Although his image was damaged and his power weakened, he survived to face the problems that mark Peru’s agenda: pandemic, economic recession, an outbreak of diphtheria and the April 2021 elections, in which he cannot be a candidate.

His opponents in Congress allege that he would have received bribes when he was governor, in a case investigated by the Prosecutor’s Office since 2018, but which only now gained notoriety a few weeks ago for press reports.

Vizcarra denied those payments and attributed the motion against him to a maneuver to delay the general elections of April 2021, and extend the term of the current Congress.

Without a political party or bench in a Congress controlled by a populist opposition, Vizcarra failed to build bridges with parliament.

However, the main reason why he did not step aside was because of the support of the people: nine out of ten Peruvians preferred that he complete his term and be investigated later by the prosecution, according to a survey by the Institute of Peruvian Studies.

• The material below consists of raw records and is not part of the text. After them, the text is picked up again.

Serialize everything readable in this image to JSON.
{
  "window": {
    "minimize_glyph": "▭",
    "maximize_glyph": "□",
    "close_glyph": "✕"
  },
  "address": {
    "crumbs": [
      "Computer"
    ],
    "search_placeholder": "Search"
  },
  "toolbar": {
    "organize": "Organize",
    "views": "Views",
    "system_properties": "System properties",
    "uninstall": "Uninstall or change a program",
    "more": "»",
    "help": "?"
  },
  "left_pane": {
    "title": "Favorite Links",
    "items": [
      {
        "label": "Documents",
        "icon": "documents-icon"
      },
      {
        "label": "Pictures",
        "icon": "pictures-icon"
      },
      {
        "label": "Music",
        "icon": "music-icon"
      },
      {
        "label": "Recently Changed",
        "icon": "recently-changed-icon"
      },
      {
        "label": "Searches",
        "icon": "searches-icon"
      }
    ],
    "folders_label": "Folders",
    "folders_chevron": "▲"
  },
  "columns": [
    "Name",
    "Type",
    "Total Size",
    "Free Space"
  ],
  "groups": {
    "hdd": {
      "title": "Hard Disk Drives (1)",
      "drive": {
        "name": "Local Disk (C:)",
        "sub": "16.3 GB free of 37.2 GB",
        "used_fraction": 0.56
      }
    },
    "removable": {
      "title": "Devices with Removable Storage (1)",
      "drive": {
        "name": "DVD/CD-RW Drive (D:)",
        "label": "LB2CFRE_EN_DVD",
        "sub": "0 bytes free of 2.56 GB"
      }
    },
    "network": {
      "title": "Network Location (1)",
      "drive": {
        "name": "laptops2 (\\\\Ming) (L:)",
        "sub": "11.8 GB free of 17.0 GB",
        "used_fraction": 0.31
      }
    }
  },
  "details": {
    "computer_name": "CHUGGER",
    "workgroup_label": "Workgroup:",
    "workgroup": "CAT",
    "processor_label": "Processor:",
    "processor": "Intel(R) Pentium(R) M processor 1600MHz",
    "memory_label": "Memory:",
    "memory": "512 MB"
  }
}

In 32 months in office, the center-right president had record levels of approval for his reforms to prevent corruption in a country where the four previous presidents were under investigation for the scandal at the Brazilian construction company Odebrecht.

His dismissal was described as a “coup in disguise” by the popular former mayor and aspiring to the presidency in 2021 George Forsyth, while the Archbishop of Lima, Carlos Castillo, stated that Congress lacked a “sense of proportion,” which which is “something very serious.

“What has happened in Congress is shameful and outrageous,” said former leftist presidential candidate Verónika Mendoza.

“Firm against corruption”

“We will be very firm in the fight against corruption and against all those actions that are at odds by law,” Vizcarra told Congress when he took office on March 23, 2018.

Those words would be a kind of declaration of principles, turned into his main support to choose his battles appealing to the “indignant” of the street.

57 years old, this provincial engineer without ties to the Lima elite took office until July 2021 to complete the five-year term of the resigned Pedro Pablo Kuczynski, of whom he was vice president.

Simple and meticulous

“He is much more careful in managing his image” and “much more politically located,” analyst Fernando Tuesta told AFP, when comparing him to Kuczynski.

Those who know him highlight the simplicity of Vizcarra and assure that he is a meticulous manager, careful with public spending and convinced that development begins with education.

Married to Maribel Díaz, a school teacher, the couple have four children.

In 2008 he led a protest in Moquegua for ten days against the mining company Southern, demanding a better distribution of the social funds generated by mining for that region marked by inequalities.

That removed from anonymity this graduate of the National University of Engineering, in Lima, who made a living with his construction company.

Three years later, he entered politics and was elected Governor of Moquegua (2011-2014). One of its main achievements was to make it one of the regions with the highest GDP investment in education.

In 2016, Kuczynski invited him to run for the first vice presidency to attract the vote of southern Peru.

He was born in Lima on March 22, 1963 after his mother’s medical emergency, but grew up in Moquegua. His parents named him in honor of the Peruvian saint Martín de Porres, to whom they entrusted him when he almost died of a lung complication shortly after birth.